2. Un environnement propice à l'innovation et à sa diffusion
a) L'environnement macroéconomique
Les résultats des simulations d'un effort accru de recherche et développement présentées par votre Délégation conduisaient à distinguer deux périodes successives : le temps pour semer et le temps pour récolter . Au cours de la première période (4 à 5 ans), l'investissement en R et D des entreprises pèse sur leurs comptes sans contrepartie immédiate en termes d'amélioration de l'offre. Au cours de la période suivante, l'investissement en R et D donne des résultats importants en termes de gains de productivité et de croissance, grâce à des innovations de processus (qui permettent de baisser les prix) et des innovations de produits (qui permettent d'améliorer leur qualité). Pour obtenir les bénéfices de la deuxième période, il faut maîtriser les déséquilibres et les tensions inhérents à la première période.

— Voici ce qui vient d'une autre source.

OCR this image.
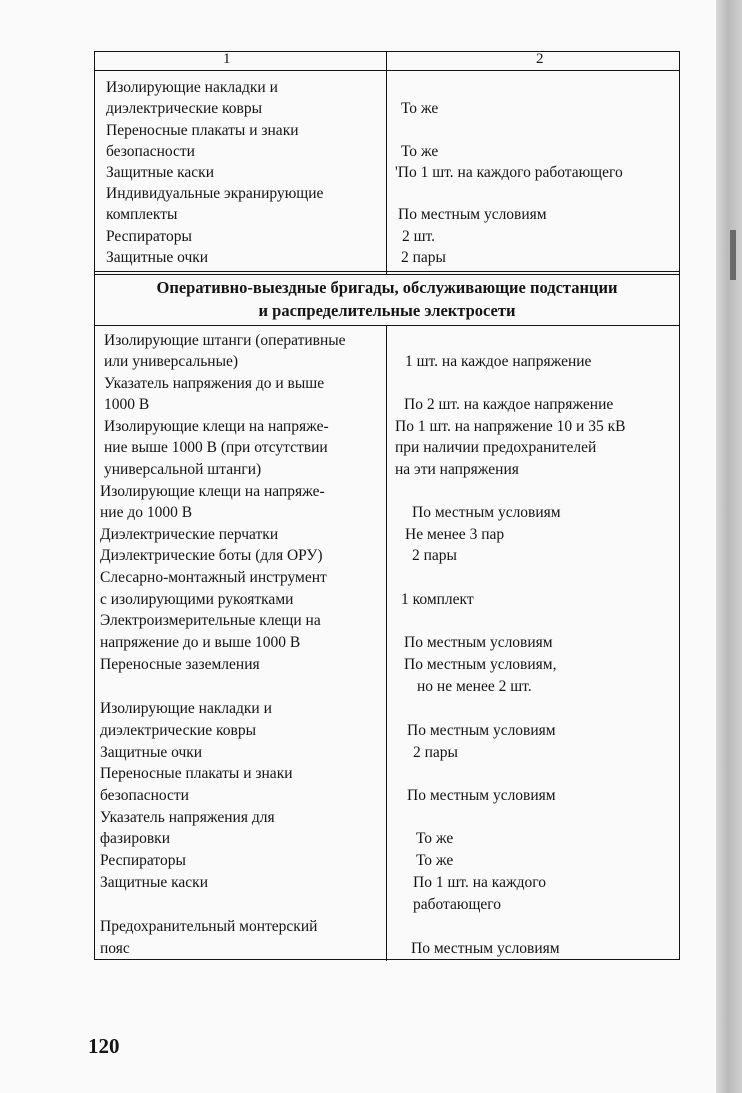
1	2
Изолирующие накладки и
диэлектрические ковры
Переносные плакаты и знаки
безопасности
Защитные каски
Индивидуальные экранирующие
комплекты
Респираторы
Защитные очки
То же
То же
'По 1 шт. на каждого работающего
По местным условиям
2 шт.
2 пары
Оперативно-выездные бригады, обслуживающие подстанции
и распределительные электросети
Изолирующие штанги (оперативные
или универсальные)
Указатель напряжения до и выше
1000 В
Изолирующие клещи на напряже-
ние выше 1000 В (при отсутствии
универсальной штанги)
Изолирующие клещи на напряже-
ние до 1000 В
Диэлектрические перчатки
Диэлектрические боты (для ОРУ)
Слесарно-монтажный инструмент
с изолирующими рукоятками
Электроизмерительные клещи на
напряжение до и выше 1000 В
Переносные заземления
Изолирующие накладки и
диэлектрические ковры
Защитные очки
Переносные плакаты и знаки
безопасности
Указатель напряжения для
фазировки
Респираторы
Защитные каски
Предохранительный монтерский
пояс
1 шт. на каждое напряжение
По 2 шт. на каждое напряжение
По 1 шт. на напряжение 10 и 35 кВ
при наличии предохранителей
на эти напряжения
По местным условиям
Не менее 3 пар
2 пары
1 комплект
По местным условиям
По местным условиям,
но не менее 2 шт.
По местным условиям
2 пары
По местным условиям
То же
То же
По 1 шт. на каждого
работающего
По местным условиям
120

Ceci suppose que la politique de régulation conjoncturelle ( policy mix ou combinaison des politiques budgétaires ou monétaires) réduise autant que possible pour les entreprises le risque associé à un investissement dans la R et D et créent ainsi un environnement macroéconomique favorable à l'innovation.
Or, comme l'illustrent divers travaux 94 ( * ) , les variations de la politique budgétaire discrétionnaire comme des taux d'intérêt, sont nettement moindres dans la zone euro qu'aux États-Unis, au Royaume-Uni ou les autres pays de l'Union européenne hors zone euro.

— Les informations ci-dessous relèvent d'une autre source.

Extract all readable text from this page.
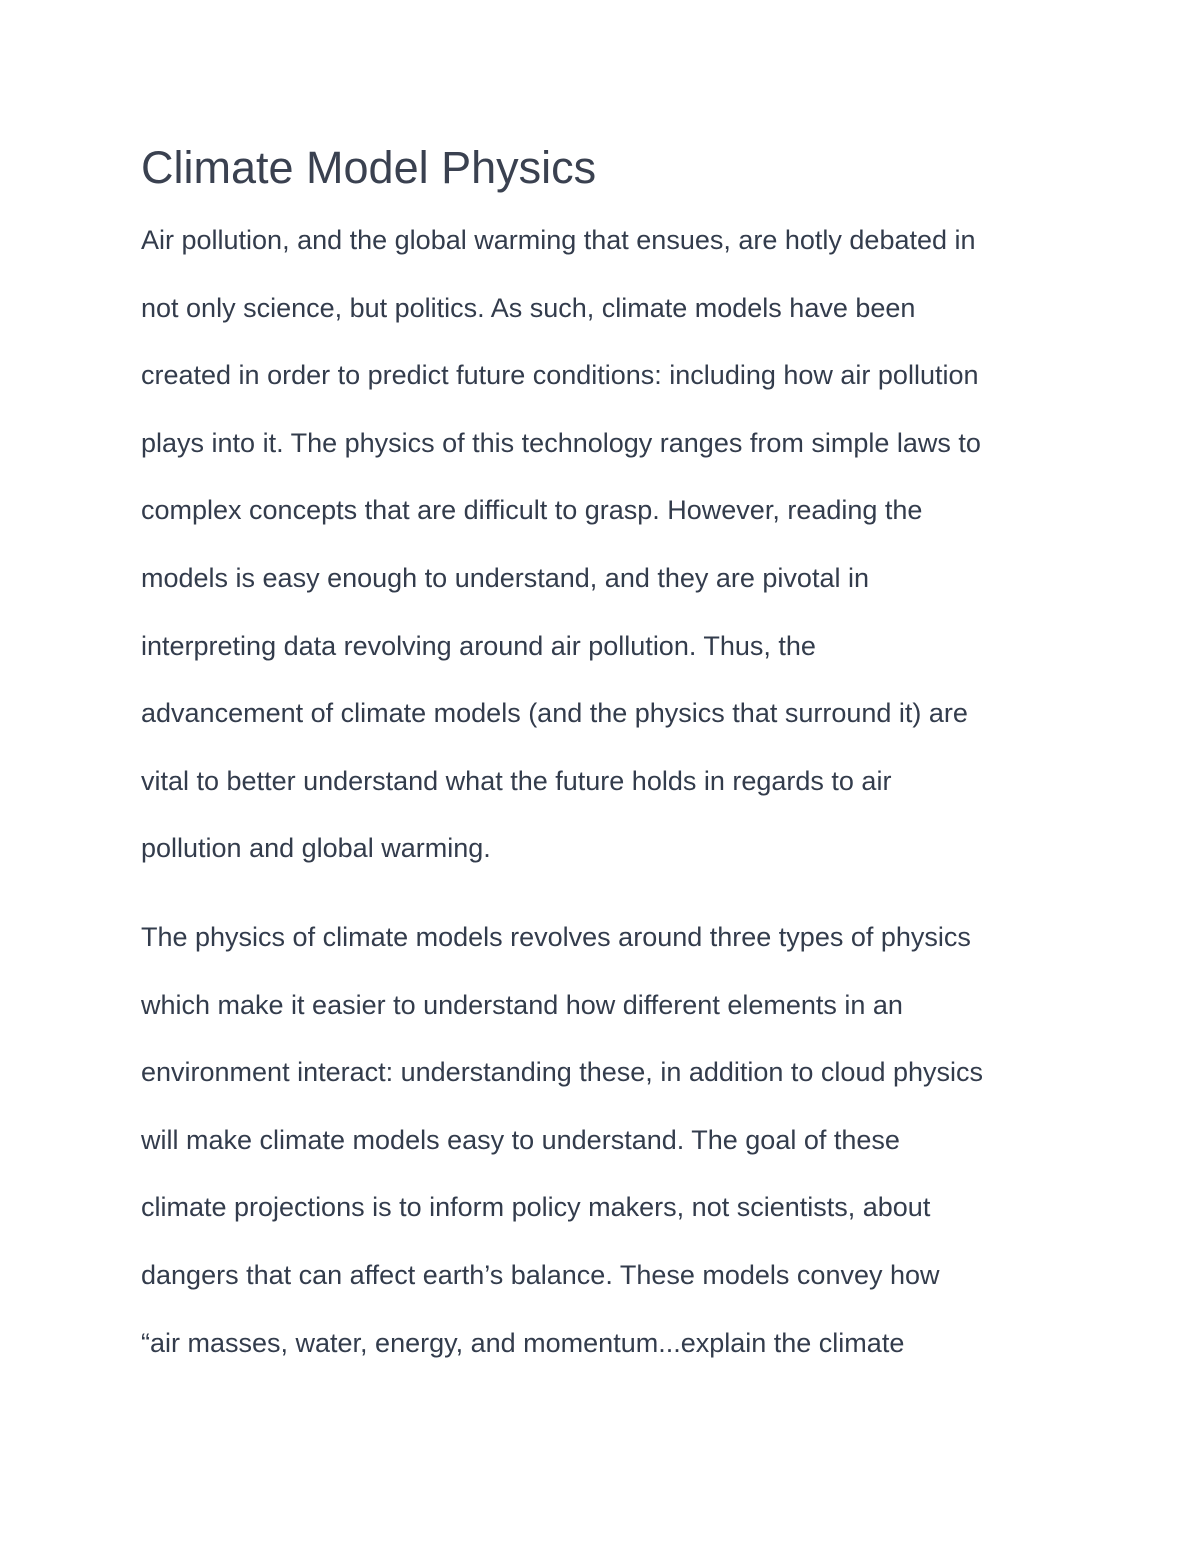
Climate Model Physics

Air pollution, and the global warming that ensues, are hotly debated in
not only science, but politics. As such, climate models have been
created in order to predict future conditions: including how air pollution
plays into it. The physics of this technology ranges from simple laws to
complex concepts that are difficult to grasp. However, reading the
models is easy enough to understand, and they are pivotal in
interpreting data revolving around air pollution. Thus, the
advancement of climate models (and the physics that surround it) are
vital to better understand what the future holds in regards to air
pollution and global warming.

The physics of climate models revolves around three types of physics
which make it easier to understand how different elements in an
environment interact: understanding these, in addition to cloud physics
will make climate models easy to understand. The goal of these
climate projections is to inform policy makers, not scientists, about
dangers that can affect earth’s balance. These models convey how
“air masses, water, energy, and momentum...explain the climate
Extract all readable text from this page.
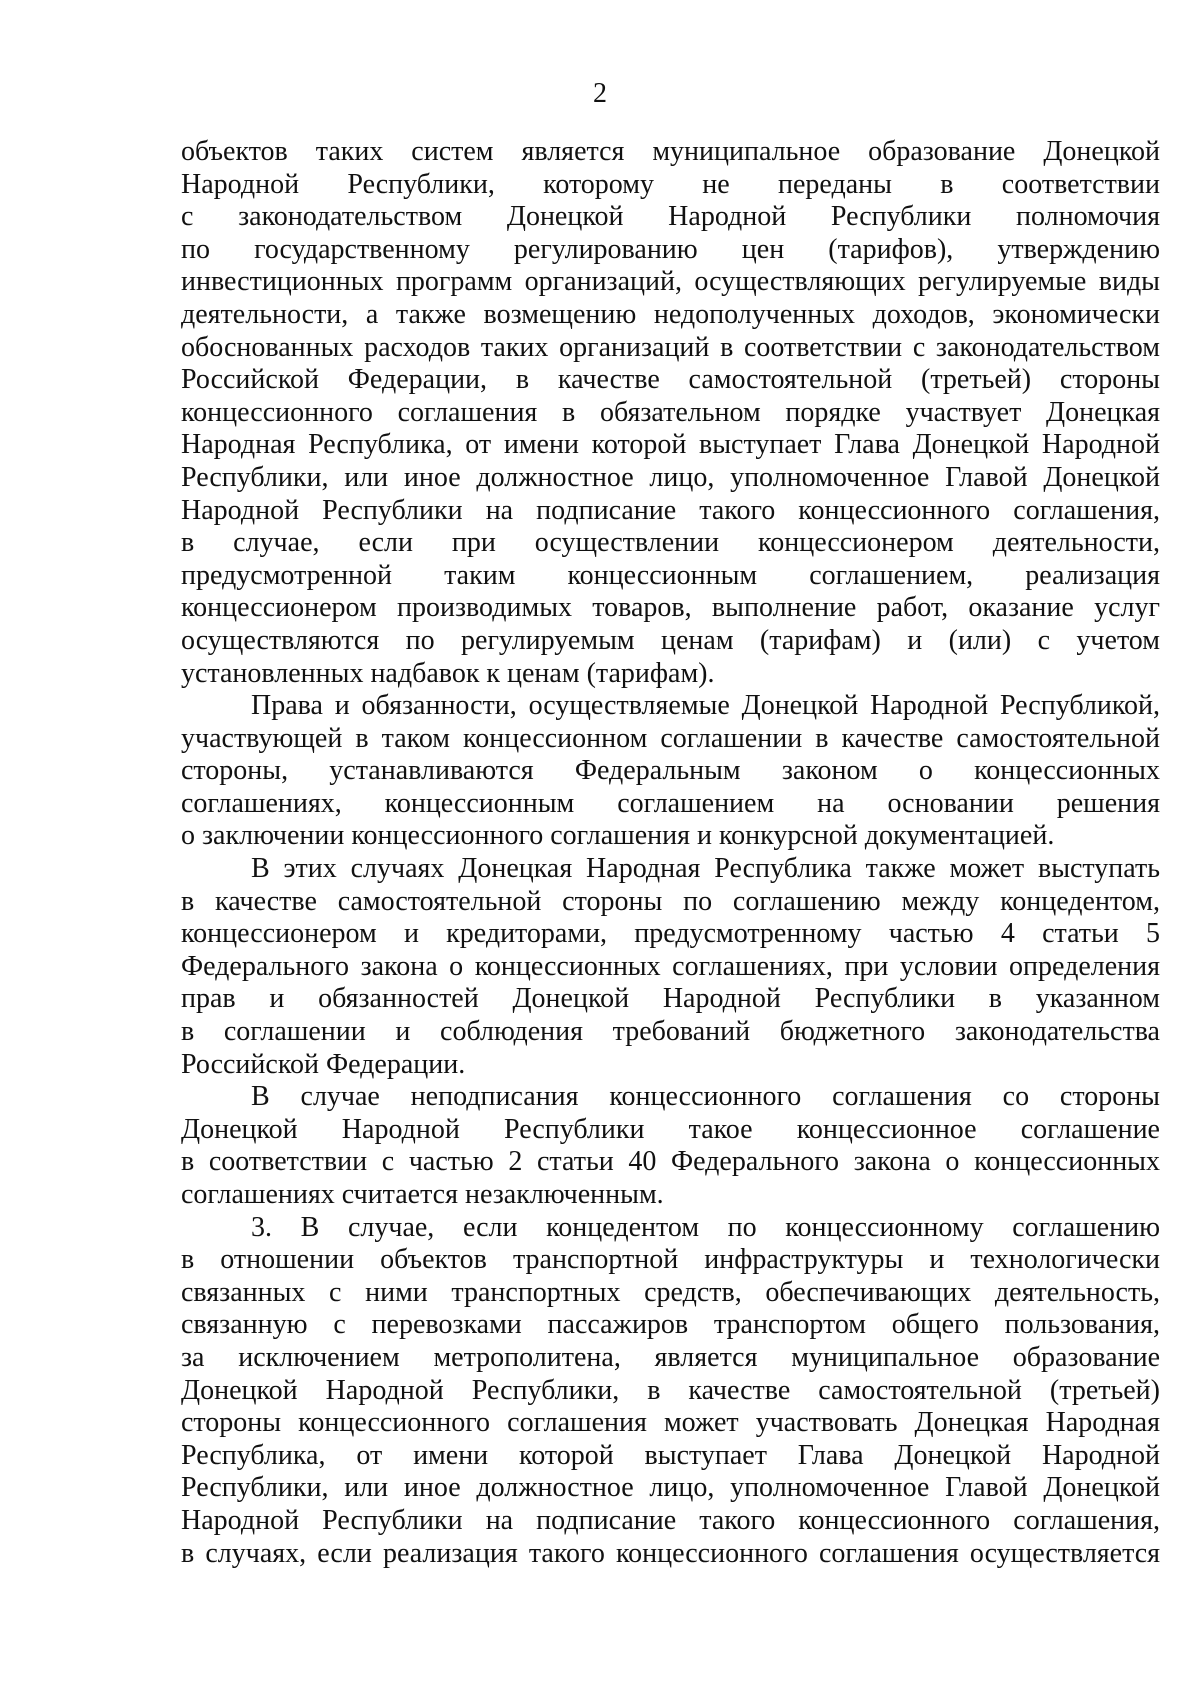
2
объектов таких систем является муниципальное образование Донецкой
Народной Республики, которому не переданы в соответствии
с законодательством Донецкой Народной Республики полномочия
по государственному регулированию цен (тарифов), утверждению
инвестиционных программ организаций, осуществляющих регулируемые виды
деятельности, а также возмещению недополученных доходов, экономически
обоснованных расходов таких организаций в соответствии с законодательством
Российской Федерации, в качестве самостоятельной (третьей) стороны
концессионного соглашения в обязательном порядке участвует Донецкая
Народная Республика, от имени которой выступает Глава Донецкой Народной
Республики, или иное должностное лицо, уполномоченное Главой Донецкой
Народной Республики на подписание такого концессионного соглашения,
в случае, если при осуществлении концессионером деятельности,
предусмотренной таким концессионным соглашением, реализация
концессионером производимых товаров, выполнение работ, оказание услуг
осуществляются по регулируемым ценам (тарифам) и (или) с учетом
установленных надбавок к ценам (тарифам).
Права и обязанности, осуществляемые Донецкой Народной Республикой,
участвующей в таком концессионном соглашении в качестве самостоятельной
стороны, устанавливаются Федеральным законом о концессионных
соглашениях, концессионным соглашением на основании решения
о заключении концессионного соглашения и конкурсной документацией.
В этих случаях Донецкая Народная Республика также может выступать
в качестве самостоятельной стороны по соглашению между концедентом,
концессионером и кредиторами, предусмотренному частью 4 статьи 5
Федерального закона о концессионных соглашениях, при условии определения
прав и обязанностей Донецкой Народной Республики в указанном
в соглашении и соблюдения требований бюджетного законодательства
Российской Федерации.
В случае неподписания концессионного соглашения со стороны
Донецкой Народной Республики такое концессионное соглашение
в соответствии с частью 2 статьи 40 Федерального закона о концессионных
соглашениях считается незаключенным.
3. В случае, если концедентом по концессионному соглашению
в отношении объектов транспортной инфраструктуры и технологически
связанных с ними транспортных средств, обеспечивающих деятельность,
связанную с перевозками пассажиров транспортом общего пользования,
за исключением метрополитена, является муниципальное образование
Донецкой Народной Республики, в качестве самостоятельной (третьей)
стороны концессионного соглашения может участвовать Донецкая Народная
Республика, от имени которой выступает Глава Донецкой Народной
Республики, или иное должностное лицо, уполномоченное Главой Донецкой
Народной Республики на подписание такого концессионного соглашения,
в случаях, если реализация такого концессионного соглашения осуществляется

Le coût direct en croissance de cette absence de réactivité de la politique de régulation conjoncturelle 95 ( * ) est en outre amplifié par des capacités d'emprunt nettement plus réduites pour les entreprises de la zone euro que pour les entreprises américaines.

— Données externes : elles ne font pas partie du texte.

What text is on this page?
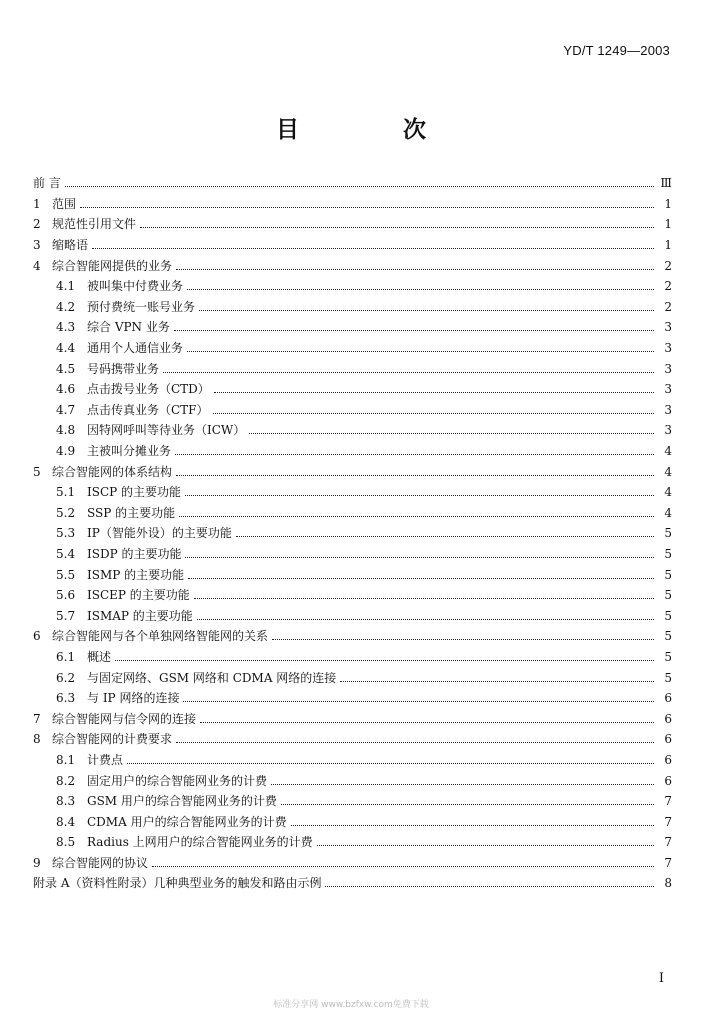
YD/T 1249—2003
目 次
前 言	Ⅲ
1 范围	1
2 规范性引用文件	1
3 缩略语	1
4 综合智能网提供的业务	2
4.1 被叫集中付费业务	2
4.2 预付费统一账号业务	2
4.3 综合 VPN 业务	3
4.4 通用个人通信业务	3
4.5 号码携带业务	3
4.6 点击拨号业务（CTD）	3
4.7 点击传真业务（CTF）	3
4.8 因特网呼叫等待业务（ICW）	3
4.9 主被叫分摊业务	4
5 综合智能网的体系结构	4
5.1 ISCP 的主要功能	4
5.2 SSP 的主要功能	4
5.3 IP（智能外设）的主要功能	5
5.4 ISDP 的主要功能	5
5.5 ISMP 的主要功能	5
5.6 ISCEP 的主要功能	5
5.7 ISMAP 的主要功能	5
6 综合智能网与各个单独网络智能网的关系	5
6.1 概述	5
6.2 与固定网络、GSM 网络和 CDMA 网络的连接	5
6.3 与 IP 网络的连接	6
7 综合智能网与信令网的连接	6
8 综合智能网的计费要求	6
8.1 计费点	6
8.2 固定用户的综合智能网业务的计费	6
8.3 GSM 用户的综合智能网业务的计费	7
8.4 CDMA 用户的综合智能网业务的计费	7
8.5 Radius 上网用户的综合智能网业务的计费	7
9 综合智能网的协议	7
附录 A（资料性附录）几种典型业务的触发和路由示例	8
I
标准分享网 www.bzfxw.com免费下载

Les crédits au secteur privé représentent ainsi 0,76 % du PIB dans la zone euro contre 1,32 % aux États-Unis. L'écart est également important lorsqu'on considère des indices de capital risque ou de capitalisation boursière. Ceci suggère que les marchés du crédit aux entreprises dans les pays de la zone euro, outre qu'ils sont peu harmonisés, sont aussi nettement moins « profonds » qu'aux États-Unis.
Ainsi, les capacités d'emprunt des entreprises européennes se réduisent nettement, et plus fortement qu'aux États-Unis, dans les périodes de récession , alors même que celles-ci sont plus accusées et plus longues en Europe du fait d'une réactivité insuffisante des politiques conjoncturelles.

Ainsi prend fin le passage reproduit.